Characterizations of amorphic association schemes in terms of fusing triples

TL;DR

This paper characterizes amorphic association schemes using the structure of their fusing-relations 3-hypergraph, showing that certain sunflower configurations imply amorphicity.

Contribution

It establishes a new criterion for amorphic schemes based on the presence of two 3-sunflowers in the hypergraph of fusing relations.

Findings

Amorphic schemes are characterized by hypergraph sunflower configurations.

For d ≥ 5, the presence of two 3-sunflowers in the hypergraph implies amorphicity.

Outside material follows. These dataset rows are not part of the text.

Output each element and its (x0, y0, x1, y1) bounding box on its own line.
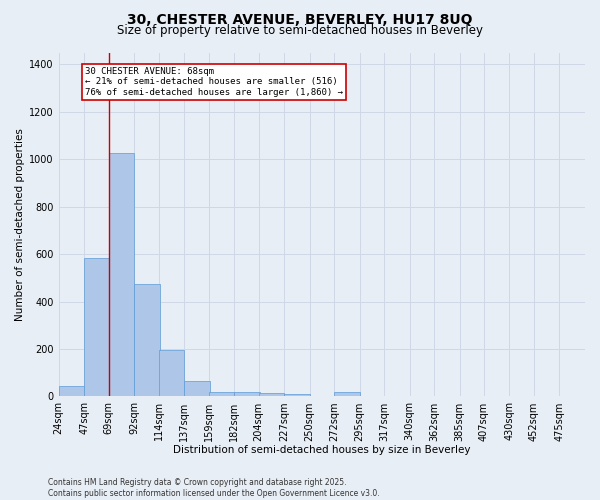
Bar (134, 284, 160, 397)
Bar (234, 392, 260, 396)
Bar (259, 393, 284, 396)
Bar (184, 381, 209, 396)
Bar (209, 392, 234, 396)
Text: Contains HM Land Registry data © Crown copyright and database right 2025.
Contai: Contains HM Land Registry data © Crown c… (48, 478, 380, 498)
Bar (284, 394, 310, 396)
Bar (334, 392, 359, 396)
X-axis label: Distribution of semi-detached houses by size in Beverley: Distribution of semi-detached houses by … (173, 445, 470, 455)
Text: Size of property relative to semi-detached houses in Beverley: Size of property relative to semi-detach… (117, 24, 483, 37)
Bar (59, 386, 84, 396)
Bar (109, 154, 134, 396)
Bar (84, 258, 110, 396)
Y-axis label: Number of semi-detached properties: Number of semi-detached properties (15, 128, 25, 321)
Bar (158, 350, 184, 397)
Text: 30 CHESTER AVENUE: 68sqm
← 21% of semi-detached houses are smaller (516)
76% of : 30 CHESTER AVENUE: 68sqm ← 21% of semi-d… (85, 66, 343, 96)
Text: 30, CHESTER AVENUE, BEVERLEY, HU17 8UQ: 30, CHESTER AVENUE, BEVERLEY, HU17 8UQ (127, 12, 473, 26)
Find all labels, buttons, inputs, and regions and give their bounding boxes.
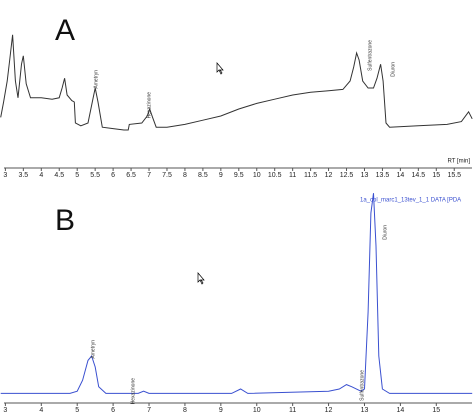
x-tick-label: 4: [39, 407, 43, 414]
x-tick-label: 14: [396, 407, 404, 414]
x-tick-label: 11: [289, 407, 296, 414]
x-tick-label: 11.5: [304, 172, 317, 179]
panel-label: B: [55, 204, 75, 237]
x-tick-label: 6: [111, 407, 115, 414]
x-tick-label: 9: [219, 172, 223, 179]
panel-label: A: [55, 14, 75, 47]
cursor: [216, 62, 224, 75]
x-tick-label: 15: [432, 407, 440, 414]
x-tick-label: 13: [361, 407, 369, 414]
x-tick-label: 15.5: [447, 172, 461, 179]
x-tick-label: 8: [183, 407, 187, 414]
x-tick-label: 3: [3, 172, 7, 179]
cursor: [197, 272, 205, 285]
x-tick-label: 7: [147, 172, 151, 179]
peak-label: Hexazinone: [130, 378, 136, 405]
x-tick-label: 12: [325, 172, 333, 179]
legend-entry: 1a_col_marc1_13tev_1_1 DATA [PDA: [360, 198, 461, 204]
x-tick-label: 6.5: [126, 172, 136, 179]
x-tick-label: 7: [147, 407, 151, 414]
peak-label: Diuron: [390, 62, 396, 77]
x-tick-label: 12: [325, 407, 333, 414]
x-tick-label: 14.5: [412, 172, 426, 179]
x-tick-label: 10.5: [268, 172, 282, 179]
x-tick-label: 12.5: [340, 172, 354, 179]
x-tick-label: 3.5: [18, 172, 28, 179]
x-tick-label: 4: [39, 172, 43, 179]
x-tick-label: 7.5: [162, 172, 172, 179]
trace: [0, 193, 473, 394]
x-tick-label: 14: [396, 172, 404, 179]
x-tick-label: 8.5: [198, 172, 208, 179]
x-tick-label: 6: [111, 172, 115, 179]
peak-label: Diuron: [382, 225, 388, 240]
peak-label: Ametryn: [90, 340, 96, 359]
peak-label: Hexazinone: [146, 92, 152, 119]
x-tick-label: 10: [253, 407, 261, 414]
x-tick-label: 13: [361, 172, 369, 179]
x-tick-label: 11: [289, 172, 296, 179]
peak-label: Sulfentrazone: [367, 40, 373, 71]
x-tick-label: 9: [219, 407, 223, 414]
x-tick-label: 8: [183, 172, 187, 179]
trace: [0, 34, 473, 131]
x-tick-label: 10: [253, 172, 261, 179]
x-tick-label: 15: [432, 172, 440, 179]
peak-label: Sulfentrazone: [359, 370, 365, 401]
x-tick-label: 5: [75, 407, 79, 414]
x-tick-label: 5.5: [90, 172, 100, 179]
x-tick-label: 3: [3, 407, 7, 414]
x-axis-label: RT [min]: [448, 159, 471, 165]
x-tick-label: 5: [75, 172, 79, 179]
x-tick-label: 13.5: [376, 172, 390, 179]
x-tick-label: 9.5: [234, 172, 244, 179]
x-tick-label: 4.5: [54, 172, 64, 179]
peak-label: Ametryn: [93, 70, 99, 89]
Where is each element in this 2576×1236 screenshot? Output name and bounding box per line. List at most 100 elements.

All triples of relations fuse if the hypergraph contains two 3-sunflowers.

Abstract

Let $\mathcal{R}$ be an association scheme with nontrivial relations $A_1,\ldots,A_d$. We call $\mathcal{R}$ amorphic if every possible fusion of its nontrivial relations gives rise to a fusion scheme. We define the fusing-relations $3$-hypergraph of $\mathcal{R}$ to be the $3$-uniform hypergraph on the vertex set $\{A_1,\ldots,A_d\}$ such that $\{ A_i, A_j, A_k \}$ forms an edge if it fuses, i.e., fusing $A_i, A_j, A_k$ gives rise to a fusion scheme of $\mathcal{R}$. A $3$-uniform hypergraph is called a $3$-sunflower if, for the edges, the union is the set of vertices and the intersection consists of $2$ vertices. In this paper, we prove that for $d\geq 5$, $\mathcal{R}$ is amorphic if its fusing-relations $3$-hypergraph contains two $3$-sunflowers. As a corollary, for $d\geq 5$, $\mathcal{R}$ is amorphic if and only if all triples of its nontrivial relations fuse.